Pięć ofiar śmiertelnych i dwóch cudem ocalonych górników - to bilans tąpnięcia w jastrzębskiej kopalni. Przypominamy przebieg tragedii i akcji ratowniczej.
Czterech górników wyszło o własnych siłach z tego zagrożonego rejonu. Pozostałych siedmiu nie wyjechało na powierzchnię. Ratownicy rozpoczęli wyścig z czasem, żeby ich ocalić.
Do dwóch żywych górników ratownicy dotarli pierwszego dnia akcji. Okazało się, że uratowani próbowali z początku wychodzić sami. Przedzierali się ciasnym prześwitem, który dodatkowo tarasowały pogięte, metalowe elementy.

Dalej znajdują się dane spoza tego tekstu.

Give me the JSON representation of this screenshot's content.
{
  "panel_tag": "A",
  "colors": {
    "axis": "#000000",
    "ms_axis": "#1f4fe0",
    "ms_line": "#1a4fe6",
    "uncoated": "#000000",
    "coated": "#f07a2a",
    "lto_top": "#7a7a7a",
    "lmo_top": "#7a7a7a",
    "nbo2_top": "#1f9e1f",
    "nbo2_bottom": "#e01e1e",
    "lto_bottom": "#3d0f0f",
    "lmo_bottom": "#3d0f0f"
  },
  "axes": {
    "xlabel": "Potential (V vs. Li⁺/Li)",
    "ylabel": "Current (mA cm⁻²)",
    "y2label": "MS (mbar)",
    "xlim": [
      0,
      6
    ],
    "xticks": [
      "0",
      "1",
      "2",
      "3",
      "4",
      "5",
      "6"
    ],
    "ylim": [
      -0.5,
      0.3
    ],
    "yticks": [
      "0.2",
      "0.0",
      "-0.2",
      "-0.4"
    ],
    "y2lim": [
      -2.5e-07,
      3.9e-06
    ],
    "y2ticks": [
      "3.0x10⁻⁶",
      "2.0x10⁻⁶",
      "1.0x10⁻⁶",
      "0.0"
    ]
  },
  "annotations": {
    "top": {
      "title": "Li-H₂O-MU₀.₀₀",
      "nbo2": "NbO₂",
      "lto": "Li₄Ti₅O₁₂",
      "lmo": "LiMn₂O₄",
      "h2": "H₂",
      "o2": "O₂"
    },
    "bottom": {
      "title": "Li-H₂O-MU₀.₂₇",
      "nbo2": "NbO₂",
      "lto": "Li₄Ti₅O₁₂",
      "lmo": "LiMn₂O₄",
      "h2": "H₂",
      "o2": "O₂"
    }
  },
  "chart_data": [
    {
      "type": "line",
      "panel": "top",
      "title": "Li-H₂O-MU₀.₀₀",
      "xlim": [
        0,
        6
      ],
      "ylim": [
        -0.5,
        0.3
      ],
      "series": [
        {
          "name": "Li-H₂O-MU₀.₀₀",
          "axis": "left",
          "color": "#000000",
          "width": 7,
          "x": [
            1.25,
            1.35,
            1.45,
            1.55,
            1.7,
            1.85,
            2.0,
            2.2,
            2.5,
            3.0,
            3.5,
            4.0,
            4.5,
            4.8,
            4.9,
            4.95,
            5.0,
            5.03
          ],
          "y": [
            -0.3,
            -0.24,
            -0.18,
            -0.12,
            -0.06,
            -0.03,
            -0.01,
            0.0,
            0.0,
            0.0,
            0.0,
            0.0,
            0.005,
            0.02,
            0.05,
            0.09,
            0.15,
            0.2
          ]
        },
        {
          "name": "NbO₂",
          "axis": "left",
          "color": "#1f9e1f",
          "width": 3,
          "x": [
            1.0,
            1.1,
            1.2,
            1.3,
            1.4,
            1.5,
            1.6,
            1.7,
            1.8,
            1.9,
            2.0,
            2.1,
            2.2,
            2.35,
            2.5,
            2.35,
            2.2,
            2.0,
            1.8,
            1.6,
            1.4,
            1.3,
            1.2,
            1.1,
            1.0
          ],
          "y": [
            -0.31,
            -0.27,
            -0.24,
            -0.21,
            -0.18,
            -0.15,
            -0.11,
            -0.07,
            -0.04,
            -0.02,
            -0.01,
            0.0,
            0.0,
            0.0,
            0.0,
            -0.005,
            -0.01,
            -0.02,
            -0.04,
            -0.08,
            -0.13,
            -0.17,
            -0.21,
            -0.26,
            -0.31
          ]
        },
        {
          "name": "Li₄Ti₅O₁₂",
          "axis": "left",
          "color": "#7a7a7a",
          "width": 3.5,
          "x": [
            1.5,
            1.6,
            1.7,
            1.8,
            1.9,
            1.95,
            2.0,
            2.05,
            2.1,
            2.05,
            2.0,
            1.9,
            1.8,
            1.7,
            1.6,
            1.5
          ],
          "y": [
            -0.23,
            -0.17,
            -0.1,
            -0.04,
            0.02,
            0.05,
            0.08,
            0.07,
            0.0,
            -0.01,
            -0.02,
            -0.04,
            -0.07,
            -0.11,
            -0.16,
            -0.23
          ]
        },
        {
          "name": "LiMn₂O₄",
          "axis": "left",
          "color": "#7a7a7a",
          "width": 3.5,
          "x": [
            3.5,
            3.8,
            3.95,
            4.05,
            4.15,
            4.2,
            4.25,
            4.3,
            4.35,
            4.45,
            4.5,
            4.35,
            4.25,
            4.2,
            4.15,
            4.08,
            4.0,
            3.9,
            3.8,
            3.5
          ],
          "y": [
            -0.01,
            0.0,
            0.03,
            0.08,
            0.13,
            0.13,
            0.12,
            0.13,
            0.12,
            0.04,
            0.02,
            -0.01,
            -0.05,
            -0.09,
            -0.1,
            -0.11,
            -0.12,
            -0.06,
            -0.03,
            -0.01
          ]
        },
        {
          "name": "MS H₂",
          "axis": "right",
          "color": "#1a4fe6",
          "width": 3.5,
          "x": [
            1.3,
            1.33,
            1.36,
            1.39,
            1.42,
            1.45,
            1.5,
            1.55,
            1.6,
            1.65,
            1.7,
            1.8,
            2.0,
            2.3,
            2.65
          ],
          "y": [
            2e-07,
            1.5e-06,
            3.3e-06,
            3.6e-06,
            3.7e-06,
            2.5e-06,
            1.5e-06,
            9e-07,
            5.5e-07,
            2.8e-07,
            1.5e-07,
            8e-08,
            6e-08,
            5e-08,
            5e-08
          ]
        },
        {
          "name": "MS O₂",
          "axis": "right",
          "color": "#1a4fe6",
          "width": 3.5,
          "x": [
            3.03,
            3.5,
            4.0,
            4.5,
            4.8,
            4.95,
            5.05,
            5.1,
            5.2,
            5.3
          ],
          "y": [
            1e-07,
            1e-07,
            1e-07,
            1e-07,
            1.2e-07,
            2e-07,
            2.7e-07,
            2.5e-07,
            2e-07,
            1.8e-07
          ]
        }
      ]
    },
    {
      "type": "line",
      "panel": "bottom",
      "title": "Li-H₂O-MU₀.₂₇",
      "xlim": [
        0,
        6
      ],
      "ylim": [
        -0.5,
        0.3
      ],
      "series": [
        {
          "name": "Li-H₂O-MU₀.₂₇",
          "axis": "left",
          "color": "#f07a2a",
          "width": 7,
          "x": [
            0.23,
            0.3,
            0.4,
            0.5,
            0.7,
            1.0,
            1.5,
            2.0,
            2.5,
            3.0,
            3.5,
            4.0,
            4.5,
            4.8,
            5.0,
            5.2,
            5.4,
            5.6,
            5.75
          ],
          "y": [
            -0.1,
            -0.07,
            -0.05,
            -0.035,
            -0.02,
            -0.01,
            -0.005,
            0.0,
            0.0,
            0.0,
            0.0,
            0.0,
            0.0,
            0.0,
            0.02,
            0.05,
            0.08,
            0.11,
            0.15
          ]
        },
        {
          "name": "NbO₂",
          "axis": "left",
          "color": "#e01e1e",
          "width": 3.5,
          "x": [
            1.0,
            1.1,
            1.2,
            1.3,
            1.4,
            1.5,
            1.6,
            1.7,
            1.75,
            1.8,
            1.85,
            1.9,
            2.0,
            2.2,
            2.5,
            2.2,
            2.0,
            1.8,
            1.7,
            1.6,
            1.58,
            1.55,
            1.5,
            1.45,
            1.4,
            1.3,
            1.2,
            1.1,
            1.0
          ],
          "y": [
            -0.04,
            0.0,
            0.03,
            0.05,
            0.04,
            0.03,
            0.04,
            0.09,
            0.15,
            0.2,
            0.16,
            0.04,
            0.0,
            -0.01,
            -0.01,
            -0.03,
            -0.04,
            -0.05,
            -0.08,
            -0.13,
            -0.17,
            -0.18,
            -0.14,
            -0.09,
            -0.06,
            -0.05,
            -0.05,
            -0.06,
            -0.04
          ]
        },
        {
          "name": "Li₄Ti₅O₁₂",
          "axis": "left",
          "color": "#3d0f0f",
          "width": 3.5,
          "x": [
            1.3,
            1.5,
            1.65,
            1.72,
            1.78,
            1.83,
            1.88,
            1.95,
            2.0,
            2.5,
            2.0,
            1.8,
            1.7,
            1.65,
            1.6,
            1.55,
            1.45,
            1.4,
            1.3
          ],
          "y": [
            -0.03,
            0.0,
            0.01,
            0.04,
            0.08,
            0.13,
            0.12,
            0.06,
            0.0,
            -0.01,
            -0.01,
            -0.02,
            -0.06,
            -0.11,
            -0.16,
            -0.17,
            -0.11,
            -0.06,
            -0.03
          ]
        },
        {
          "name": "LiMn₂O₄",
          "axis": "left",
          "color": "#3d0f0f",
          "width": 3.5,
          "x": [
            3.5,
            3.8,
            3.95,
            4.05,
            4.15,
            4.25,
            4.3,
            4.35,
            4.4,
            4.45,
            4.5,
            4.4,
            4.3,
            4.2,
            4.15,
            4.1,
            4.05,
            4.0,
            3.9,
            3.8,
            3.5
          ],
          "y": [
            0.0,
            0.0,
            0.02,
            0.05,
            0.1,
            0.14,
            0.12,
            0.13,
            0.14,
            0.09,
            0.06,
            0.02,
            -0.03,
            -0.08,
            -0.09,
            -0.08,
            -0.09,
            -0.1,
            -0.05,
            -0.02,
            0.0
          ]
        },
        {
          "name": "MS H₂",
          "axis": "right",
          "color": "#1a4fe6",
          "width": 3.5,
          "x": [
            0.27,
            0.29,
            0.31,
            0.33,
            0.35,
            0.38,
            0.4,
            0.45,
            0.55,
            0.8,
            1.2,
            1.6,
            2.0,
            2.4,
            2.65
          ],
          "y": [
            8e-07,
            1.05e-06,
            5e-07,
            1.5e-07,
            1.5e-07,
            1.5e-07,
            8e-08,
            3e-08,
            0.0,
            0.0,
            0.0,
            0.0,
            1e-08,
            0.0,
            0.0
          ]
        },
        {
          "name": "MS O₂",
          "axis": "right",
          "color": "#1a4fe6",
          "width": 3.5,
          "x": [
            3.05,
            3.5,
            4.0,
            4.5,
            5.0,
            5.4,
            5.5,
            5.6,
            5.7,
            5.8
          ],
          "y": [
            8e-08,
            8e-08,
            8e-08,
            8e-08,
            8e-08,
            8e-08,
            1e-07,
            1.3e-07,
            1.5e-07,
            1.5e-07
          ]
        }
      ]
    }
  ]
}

Gdy zabrakło im tlenu w aparatach ucieczkowych, odszukali lutniociąg, czyli rurę z powietrzem.
- Potem już tylko robili dziury w lutniociągu i czekali - mówił „Gościowi” bliski jednego z nich. Gdy któryś z nich choć odrobinę próbował się oddalić, od razu robiło mu się słabo - tak wielkie wokół było stężenie metanu. Miejscami przewyższało 40 procent.
Nowy brat
Obaj przetrwali tuż przy rozszczelnionym lutniociągu, aż przyszli po nich ratownicy.
- Pragnę wyrazić podziw dla heroizmu tych dwóch uratowanych górników. Dzisiaj nie boję się użyć słowa cud - mówił 16 maja Daniel Ozon, prezes Jastrzębskiej Spółki Węglowej. - Ich determinacja, zimna krew, jaką zachowali, intuicja górnicza, wiedza, ale przede wszystkim ogromne, ogromne szczęście, spowodowały, że są z nami. 5 maja będzie dla nich kolejnym dniem ich nowych urodzin. To, co przeżyli na dole, przedzierając się przez ponad pół kilometra spowodowało, że każdy z nich ma swojego nowego brata - powiedział.